[antlr-interest] Lexer ambigiuoties

Wed Feb 18 02:25:13 PST 2009

Hi,

thanks for the pointer - very interesting. I found the comment by Lonnie 
VanZandt enlightning: "

Forgive me, I am dimwitted: I see that the point of the example is to 
illustrate insitu error reporting for malformed inputs. However, is the 
example /also/ the canonical recommended way to write a grammar for 
parsing numeric literals--without regard to whether or not one kindly 
detects malformities?

For example, programmatically peeking ahead via input.LA(2) rather than 
using a pattern matcher that implicitly looks at the character two 
characters ahead.

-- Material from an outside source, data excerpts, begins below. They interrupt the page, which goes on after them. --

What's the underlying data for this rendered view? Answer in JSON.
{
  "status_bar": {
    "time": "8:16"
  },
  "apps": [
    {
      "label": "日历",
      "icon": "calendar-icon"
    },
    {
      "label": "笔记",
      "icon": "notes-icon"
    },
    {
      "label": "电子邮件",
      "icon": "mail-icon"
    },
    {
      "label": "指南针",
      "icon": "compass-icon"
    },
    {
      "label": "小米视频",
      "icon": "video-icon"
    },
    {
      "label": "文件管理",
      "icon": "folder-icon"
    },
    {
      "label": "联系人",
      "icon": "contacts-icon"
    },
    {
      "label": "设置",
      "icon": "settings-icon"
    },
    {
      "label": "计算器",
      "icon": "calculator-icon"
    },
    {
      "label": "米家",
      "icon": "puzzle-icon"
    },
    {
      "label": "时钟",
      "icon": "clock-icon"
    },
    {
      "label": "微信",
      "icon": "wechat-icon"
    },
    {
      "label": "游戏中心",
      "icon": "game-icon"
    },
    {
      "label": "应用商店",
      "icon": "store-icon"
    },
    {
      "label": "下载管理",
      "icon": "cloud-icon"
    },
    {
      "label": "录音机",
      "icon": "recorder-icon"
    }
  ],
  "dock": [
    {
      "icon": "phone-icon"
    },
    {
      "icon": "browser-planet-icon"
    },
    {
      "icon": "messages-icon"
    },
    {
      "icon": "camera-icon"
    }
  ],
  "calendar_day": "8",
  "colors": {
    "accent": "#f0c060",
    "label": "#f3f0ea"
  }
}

Is that the preferred style?

Also, is this compound case/switch rule the recommended approach versus 
a collection of "token-specific" rules? That is, isn't it more 
elegant-when possible-to write a separate rule for OCTAL_LITERAL, 
FLOATING_POINT_LITERAL, HEX_LITERAL, TIME_LITERAL, etc? The approach 
shown seems very procedural versus a declarative approach.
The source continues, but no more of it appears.